Many of these trends burn out after a while. For example, OpenStack enjoyed a serious hype cycle, but its prospects today aren't what they used to be. Vendors expended a lot of effort adding OpenStack support to storage arrays. For many, that effort showed little or no return. At the time, though, it seemed important.
Buyer's delight or option overload
What does all of this mean for customers? To start, there's more ongoing development in storage software systems than ever. Customers can get what they need with the features they require. There's likely a storage product that checks all the boxes. Moreover, it's become easier for companies to adopt multiple storage products to meet various niche requirements. Perhaps there's a general purpose system with myriad data services for general purpose storage, and a second that has no data services but is crazy fast to support analytics or artificial intelligence needs.

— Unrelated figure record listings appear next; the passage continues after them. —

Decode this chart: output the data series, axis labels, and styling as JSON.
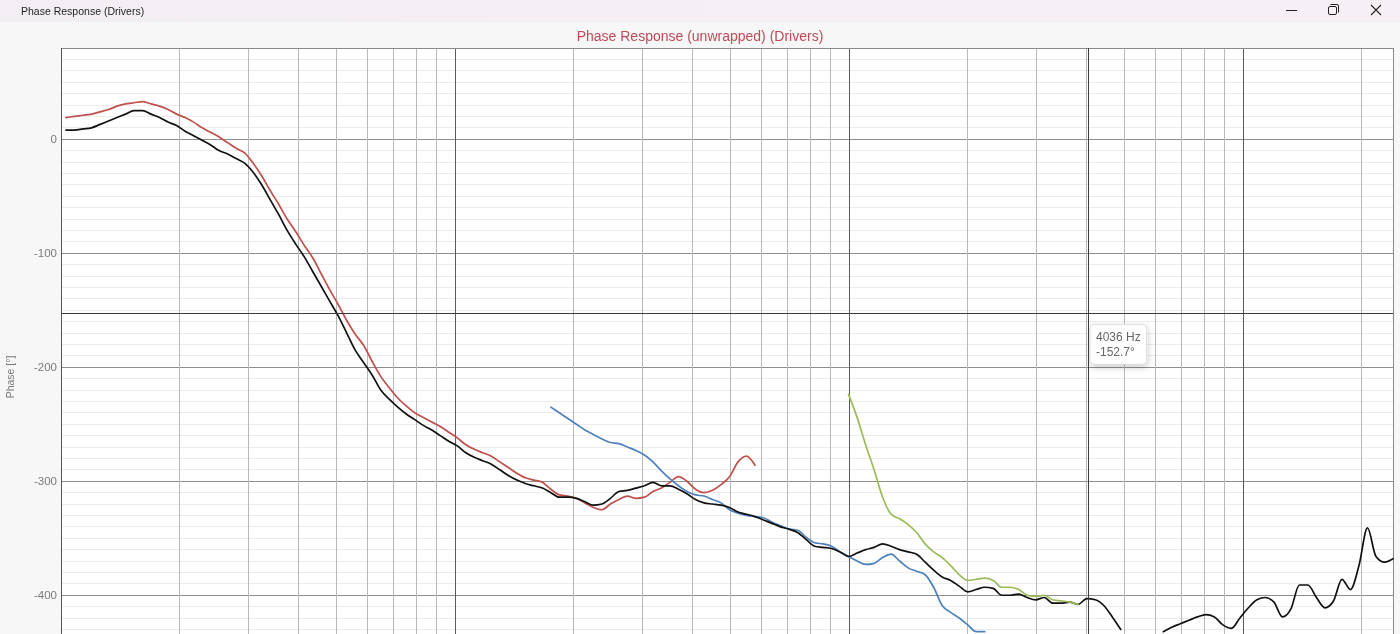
{
  "chart_data": {
    "type": "line",
    "title": "Phase Response (unwrapped) (Drivers)",
    "ylabel": "Phase [°]",
    "annotations": [
      "Phase Response (Drivers)",
      "4036 Hz"
    ],
    "grid": true,
    "categories": [
      null,
      null,
      null,
      null,
      null,
      null,
      null,
      null,
      null,
      null,
      null,
      null,
      null,
      null,
      null,
      null,
      null,
      null,
      null,
      null,
      null,
      null,
      null,
      null,
      null,
      null,
      null,
      null,
      null,
      null,
      null,
      null,
      null,
      null,
      null,
      null,
      null,
      null,
      null,
      null,
      null,
      null,
      null,
      null,
      null,
      null,
      null,
      null,
      null,
      null,
      null,
      null,
      null,
      null,
      null,
      null,
      null,
      null,
      null,
      null,
      null,
      null,
      null,
      null,
      null,
      null,
      null,
      null,
      null,
      null,
      null,
      null,
      null,
      null,
      null,
      null,
      null,
      null,
      null,
      null,
      null,
      null,
      null,
      null,
      null,
      null,
      null,
      null,
      null,
      null,
      null,
      null,
      null,
      null,
      null,
      null,
      null,
      null,
      null,
      null,
      null,
      null,
      null,
      null,
      null,
      null,
      null,
      null,
      null,
      null,
      null,
      null,
      null,
      null,
      null,
      null,
      null,
      null,
      null,
      null,
      null,
      null,
      null,
      null,
      null,
      null,
      null,
      null,
      null,
      null,
      null,
      null,
      null,
      null,
      null,
      null,
      null,
      null,
      null,
      null,
      null,
      null,
      null,
      null,
      null,
      null,
      null,
      null,
      null,
      null,
      null,
      null,
      null,
      null,
      null,
      null,
      null
    ],
    "ylim": [
      -434,
      80
    ],
    "yticks": [
      {
        "value": 80,
        "label": null
      },
      {
        "value": 70,
        "label": null
      },
      {
        "value": 60,
        "label": null
      },
      {
        "value": 50,
        "label": null
      },
      {
        "value": 40,
        "label": null
      },
      {
        "value": 30,
        "label": null
      },
      {
        "value": 20,
        "label": null
      },
      {
        "value": 10,
        "label": null
      },
      0,
      {
        "value": -10,
        "label": null
      },
      {
        "value": -20,
        "label": null
      },
      {
        "value": -30,
        "label": null
      },
      {
        "value": -40,
        "label": null
      },
      {
        "value": -50,
        "label": null
      },
      {
        "value": -60,
        "label": null
      },
      {
        "value": -70,
        "label": null
      },
      {
        "value": -80,
        "label": null
      },
      {
        "value": -90,
        "label": null
      },
      -100,
      {
        "value": -110,
        "label": null
      },
      {
        "value": -120,
        "label": null
      },
      {
        "value": -130,
        "label": null
      },
      {
        "value": -140,
        "label": null
      },
      {
        "value": -150,
        "label": null
      },
      {
        "value": -160,
        "label": null
      },
      {
        "value": -170,
        "label": null
      },
      {
        "value": -180,
        "label": null
      },
      {
        "value": -190,
        "label": null
      },
      -200,
      {
        "value": -210,
        "label": null
      },
      {
        "value": -220,
        "label": null
      },
      {
        "value": -230,
        "label": null
      },
      {
        "value": -240,
        "label": null
      },
      {
        "value": -250,
        "label": null
      },
      {
        "value": -260,
        "label": null
      },
      {
        "value": -270,
        "label": null
      },
      {
        "value": -280,
        "label": null
      },
      {
        "value": -290,
        "label": null
      },
      -300,
      {
        "value": -310,
        "label": null
      },
      {
        "value": -320,
        "label": null
      },
      {
        "value": -330,
        "label": null
      },
      {
        "value": -340,
        "label": null
      },
      {
        "value": -350,
        "label": null
      },
      {
        "value": -360,
        "label": null
      },
      {
        "value": -370,
        "label": null
      },
      {
        "value": -380,
        "label": null
      },
      {
        "value": -390,
        "label": null
      },
      -400,
      {
        "value": -410,
        "label": null
      },
      {
        "value": -420,
        "label": null
      },
      {
        "value": -430,
        "label": null
      }
    ],
    "ref_lines": [
      {
        "axis": "y",
        "value": -152.7,
        "label": "-152.7°",
        "color": "#3c3c3c"
      }
    ],
    "series": [
      {
        "color": "#c0504d",
        "values": [
          19,
          20,
          21,
          22,
          24,
          26,
          29,
          31,
          32,
          33,
          31,
          29,
          26,
          22,
          19,
          15,
          10,
          6,
          2,
          -3,
          -8,
          -12,
          -21,
          -32,
          -45,
          -57,
          -70,
          -81,
          -93,
          -104,
          -118,
          -132,
          -145,
          -159,
          -171,
          -181,
          -195,
          -208,
          -218,
          -227,
          -234,
          -240,
          -244,
          -248,
          -252,
          -257,
          -262,
          -268,
          -272,
          -275,
          -278,
          -283,
          -288,
          -293,
          -297,
          -299,
          -301,
          -307,
          -312,
          -313,
          -315,
          -319,
          -323,
          -325,
          -320,
          -316,
          -313,
          -315,
          -314,
          -309,
          -306,
          -301,
          -296,
          -300,
          -307,
          -310,
          -308,
          -303,
          -296,
          -283,
          -278,
          -286,
          null,
          null,
          null,
          null,
          null,
          null,
          null,
          null,
          null,
          null,
          null,
          null,
          null,
          null,
          null,
          null,
          null,
          null,
          null,
          null,
          null,
          null,
          null,
          null,
          null,
          null,
          null,
          null,
          null,
          null,
          null,
          null,
          null,
          null,
          null,
          null,
          null,
          null,
          null,
          null,
          null,
          null,
          null,
          null,
          null,
          null,
          null,
          null,
          null,
          null,
          null,
          null,
          null,
          null,
          null,
          null,
          null,
          null,
          null,
          null,
          null,
          null,
          null,
          null,
          null,
          null,
          null,
          null,
          null,
          null,
          null,
          null,
          null,
          null,
          null
        ]
      },
      {
        "color": "#4f81bd",
        "values": [
          null,
          null,
          null,
          null,
          null,
          null,
          null,
          null,
          null,
          null,
          null,
          null,
          null,
          null,
          null,
          null,
          null,
          null,
          null,
          null,
          null,
          null,
          null,
          null,
          null,
          null,
          null,
          null,
          null,
          null,
          null,
          null,
          null,
          null,
          null,
          null,
          null,
          null,
          null,
          null,
          null,
          null,
          null,
          null,
          null,
          null,
          null,
          null,
          null,
          null,
          null,
          null,
          null,
          null,
          null,
          null,
          null,
          -235,
          -240,
          -245,
          -250,
          -255,
          -259,
          -263,
          -266,
          -267,
          -270,
          -273,
          -277,
          -283,
          -291,
          -298,
          -304,
          -309,
          -312,
          -313,
          -316,
          -319,
          -325,
          -328,
          -330,
          -331,
          -332,
          -336,
          -339,
          -342,
          -343,
          -349,
          -354,
          -355,
          -357,
          -362,
          -366,
          -370,
          -373,
          -372,
          -367,
          -364,
          -370,
          -376,
          -379,
          -382,
          -393,
          -409,
          -415,
          -420,
          -426,
          -432,
          -432,
          null,
          null,
          null,
          null,
          null,
          null,
          null,
          null,
          null,
          null,
          null,
          null,
          null,
          null,
          null,
          null,
          null,
          null,
          null,
          null,
          null,
          null,
          null,
          null,
          null,
          null,
          null,
          null,
          null,
          null,
          null,
          null,
          null,
          null,
          null,
          null,
          null,
          null,
          null,
          null,
          null,
          null,
          null,
          null,
          null,
          null,
          null,
          null
        ]
      },
      {
        "color": "#111111",
        "values": [
          8,
          8,
          9,
          10,
          13,
          16,
          19,
          22,
          25,
          25,
          22,
          19,
          15,
          12,
          7,
          3,
          -1,
          -5,
          -10,
          -13,
          -17,
          -21,
          -29,
          -40,
          -53,
          -66,
          -80,
          -92,
          -103,
          -116,
          -129,
          -142,
          -155,
          -170,
          -185,
          -196,
          -207,
          -220,
          -228,
          -235,
          -241,
          -246,
          -251,
          -255,
          -260,
          -265,
          -269,
          -275,
          -279,
          -282,
          -285,
          -290,
          -295,
          -299,
          -302,
          -304,
          -306,
          -310,
          -314,
          -314,
          -315,
          -318,
          -321,
          -320,
          -315,
          -309,
          -308,
          -306,
          -304,
          -301,
          -304,
          -304,
          -307,
          -311,
          -316,
          -319,
          -320,
          -321,
          -323,
          -327,
          -329,
          -331,
          -334,
          -337,
          -340,
          -342,
          -345,
          -351,
          -357,
          -358,
          -359,
          -362,
          -366,
          -363,
          -360,
          -358,
          -355,
          -357,
          -360,
          -362,
          -364,
          -371,
          -378,
          -384,
          -387,
          -392,
          -397,
          -395,
          -393,
          -394,
          -400,
          -400,
          -399,
          -402,
          -404,
          -402,
          -407,
          -407,
          -406,
          -408,
          -403,
          -404,
          -409,
          -419,
          -430,
          null,
          null,
          null,
          null,
          null,
          null,
          null,
          null,
          null,
          null,
          null,
          null,
          null,
          null,
          null,
          null,
          null,
          null,
          null,
          null,
          null,
          null,
          null,
          null,
          null,
          null,
          null,
          null,
          null,
          null,
          null,
          null
        ]
      },
      {
        "color": "#111111",
        "values": [
          null,
          null,
          null,
          null,
          null,
          null,
          null,
          null,
          null,
          null,
          null,
          null,
          null,
          null,
          null,
          null,
          null,
          null,
          null,
          null,
          null,
          null,
          null,
          null,
          null,
          null,
          null,
          null,
          null,
          null,
          null,
          null,
          null,
          null,
          null,
          null,
          null,
          null,
          null,
          null,
          null,
          null,
          null,
          null,
          null,
          null,
          null,
          null,
          null,
          null,
          null,
          null,
          null,
          null,
          null,
          null,
          null,
          null,
          null,
          null,
          null,
          null,
          null,
          null,
          null,
          null,
          null,
          null,
          null,
          null,
          null,
          null,
          null,
          null,
          null,
          null,
          null,
          null,
          null,
          null,
          null,
          null,
          null,
          null,
          null,
          null,
          null,
          null,
          null,
          null,
          null,
          null,
          null,
          null,
          null,
          null,
          null,
          null,
          null,
          null,
          null,
          null,
          null,
          null,
          null,
          null,
          null,
          null,
          null,
          null,
          null,
          null,
          null,
          null,
          null,
          null,
          null,
          null,
          null,
          null,
          null,
          null,
          null,
          null,
          null,
          null,
          null,
          null,
          null,
          -432,
          -428,
          -425,
          -422,
          -419,
          -417,
          -419,
          -426,
          -429,
          -420,
          -411,
          -404,
          -402,
          -406,
          -419,
          -412,
          -391,
          -391,
          -402,
          -411,
          -405,
          -386,
          -395,
          -374,
          -341,
          -366,
          -371,
          -368
        ]
      },
      {
        "color": "#9bbb59",
        "values": [
          null,
          null,
          null,
          null,
          null,
          null,
          null,
          null,
          null,
          null,
          null,
          null,
          null,
          null,
          null,
          null,
          null,
          null,
          null,
          null,
          null,
          null,
          null,
          null,
          null,
          null,
          null,
          null,
          null,
          null,
          null,
          null,
          null,
          null,
          null,
          null,
          null,
          null,
          null,
          null,
          null,
          null,
          null,
          null,
          null,
          null,
          null,
          null,
          null,
          null,
          null,
          null,
          null,
          null,
          null,
          null,
          null,
          null,
          null,
          null,
          null,
          null,
          null,
          null,
          null,
          null,
          null,
          null,
          null,
          null,
          null,
          null,
          null,
          null,
          null,
          null,
          null,
          null,
          null,
          null,
          null,
          null,
          null,
          null,
          null,
          null,
          null,
          null,
          null,
          null,
          null,
          null,
          -224,
          -244,
          -268,
          -290,
          -314,
          -329,
          -333,
          -338,
          -345,
          -355,
          -362,
          -367,
          -374,
          -382,
          -387,
          -386,
          -385,
          -387,
          -393,
          -393,
          -395,
          -400,
          -401,
          -400,
          -404,
          -405,
          -406,
          -408,
          null,
          null,
          null,
          null,
          null,
          null,
          null,
          null,
          null,
          null,
          null,
          null,
          null,
          null,
          null,
          null,
          null,
          null,
          null,
          null,
          null,
          null,
          null,
          null,
          null,
          null,
          null,
          null,
          null,
          null,
          null,
          null,
          null,
          null,
          null,
          null,
          null
        ]
      }
    ]
  }
}
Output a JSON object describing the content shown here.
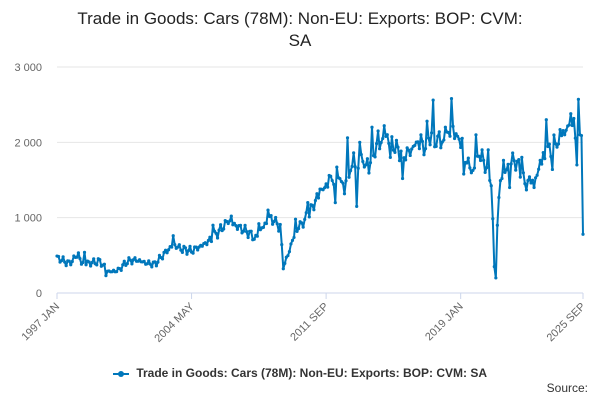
{
  "chart_data": {
    "type": "line",
    "title_lines": [
      "Trade in Goods: Cars (78M): Non-EU: Exports: BOP: CVM:",
      "SA"
    ],
    "xlabel": "",
    "ylabel": "",
    "ylim": [
      0,
      3000
    ],
    "y_ticks": [
      0,
      1000,
      2000,
      3000
    ],
    "y_tick_labels": [
      "0",
      "1 000",
      "2 000",
      "3 000"
    ],
    "x_ticks": [
      {
        "label": "1997 JAN",
        "index": 0
      },
      {
        "label": "2004 MAY",
        "index": 88
      },
      {
        "label": "2011 SEP",
        "index": 176
      },
      {
        "label": "2019 JAN",
        "index": 264
      },
      {
        "label": "2025 SEP",
        "index": 344
      }
    ],
    "series": [
      {
        "name": "Trade in Goods: Cars (78M): Non-EU: Exports: BOP: CVM: SA",
        "color": "#0077bb",
        "anchors": [
          [
            0,
            470
          ],
          [
            8,
            390
          ],
          [
            14,
            520
          ],
          [
            16,
            390
          ],
          [
            22,
            400
          ],
          [
            28,
            420
          ],
          [
            34,
            280
          ],
          [
            40,
            300
          ],
          [
            46,
            420
          ],
          [
            52,
            440
          ],
          [
            58,
            400
          ],
          [
            64,
            380
          ],
          [
            70,
            520
          ],
          [
            76,
            640
          ],
          [
            82,
            580
          ],
          [
            88,
            560
          ],
          [
            94,
            620
          ],
          [
            100,
            700
          ],
          [
            106,
            820
          ],
          [
            112,
            960
          ],
          [
            118,
            880
          ],
          [
            124,
            820
          ],
          [
            130,
            720
          ],
          [
            134,
            860
          ],
          [
            140,
            1000
          ],
          [
            146,
            860
          ],
          [
            148,
            360
          ],
          [
            150,
            440
          ],
          [
            154,
            700
          ],
          [
            158,
            880
          ],
          [
            162,
            960
          ],
          [
            166,
            1100
          ],
          [
            170,
            1260
          ],
          [
            174,
            1380
          ],
          [
            180,
            1500
          ],
          [
            184,
            1620
          ],
          [
            188,
            1400
          ],
          [
            192,
            1640
          ],
          [
            196,
            1680
          ],
          [
            200,
            1780
          ],
          [
            204,
            1700
          ],
          [
            208,
            1900
          ],
          [
            212,
            2000
          ],
          [
            216,
            2080
          ],
          [
            220,
            1960
          ],
          [
            224,
            1880
          ],
          [
            228,
            1840
          ],
          [
            232,
            1900
          ],
          [
            236,
            2000
          ],
          [
            240,
            1920
          ],
          [
            244,
            2100
          ],
          [
            248,
            2000
          ],
          [
            252,
            1980
          ],
          [
            256,
            2140
          ],
          [
            260,
            2160
          ],
          [
            264,
            2050
          ],
          [
            268,
            1750
          ],
          [
            272,
            1600
          ],
          [
            276,
            1840
          ],
          [
            280,
            1700
          ],
          [
            284,
            1500
          ],
          [
            286,
            350
          ],
          [
            287,
            200
          ],
          [
            288,
            900
          ],
          [
            290,
            1520
          ],
          [
            294,
            1640
          ],
          [
            298,
            1780
          ],
          [
            302,
            1680
          ],
          [
            306,
            1440
          ],
          [
            310,
            1500
          ],
          [
            314,
            1560
          ],
          [
            318,
            1780
          ],
          [
            322,
            1900
          ],
          [
            326,
            2000
          ],
          [
            330,
            2150
          ],
          [
            334,
            2200
          ],
          [
            338,
            2220
          ],
          [
            342,
            1800
          ],
          [
            344,
            780
          ]
        ],
        "spikes": [
          [
            18,
            540
          ],
          [
            32,
            230
          ],
          [
            76,
            760
          ],
          [
            102,
            900
          ],
          [
            114,
            1020
          ],
          [
            132,
            920
          ],
          [
            138,
            1100
          ],
          [
            144,
            920
          ],
          [
            156,
            980
          ],
          [
            164,
            1200
          ],
          [
            172,
            1380
          ],
          [
            178,
            1560
          ],
          [
            182,
            1200
          ],
          [
            186,
            1480
          ],
          [
            190,
            2060
          ],
          [
            194,
            1860
          ],
          [
            196,
            1150
          ],
          [
            198,
            2000
          ],
          [
            202,
            1700
          ],
          [
            206,
            2200
          ],
          [
            210,
            2150
          ],
          [
            214,
            2220
          ],
          [
            218,
            1800
          ],
          [
            226,
            1520
          ],
          [
            234,
            1960
          ],
          [
            238,
            2100
          ],
          [
            242,
            2280
          ],
          [
            246,
            2560
          ],
          [
            250,
            2140
          ],
          [
            254,
            2200
          ],
          [
            258,
            2580
          ],
          [
            262,
            2080
          ],
          [
            266,
            1580
          ],
          [
            274,
            2100
          ],
          [
            278,
            1900
          ],
          [
            282,
            1900
          ],
          [
            292,
            1760
          ],
          [
            296,
            1400
          ],
          [
            304,
            1800
          ],
          [
            312,
            1400
          ],
          [
            316,
            1760
          ],
          [
            320,
            2300
          ],
          [
            324,
            1640
          ],
          [
            328,
            1980
          ],
          [
            332,
            2100
          ],
          [
            336,
            2380
          ],
          [
            340,
            1700
          ],
          [
            341,
            2570
          ],
          [
            342,
            2100
          ],
          [
            343,
            2090
          ]
        ]
      }
    ]
  },
  "legend": {
    "label": "Trade in Goods: Cars (78M): Non-EU: Exports: BOP: CVM: SA"
  },
  "footer": {
    "source_label": "Source:"
  }
}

This application-centric approach to storage is increasingly common. There are more than enough general-purpose storage systems available. To differentiate themselves and carve out a reasonable segment of the market, some vendors of the latest data storage technology focus on doing a great job with specific use cases. And these application-centric systems let customers rest easy knowing they will support a specific use case without having to worry about features that they don't need or want getting in the way.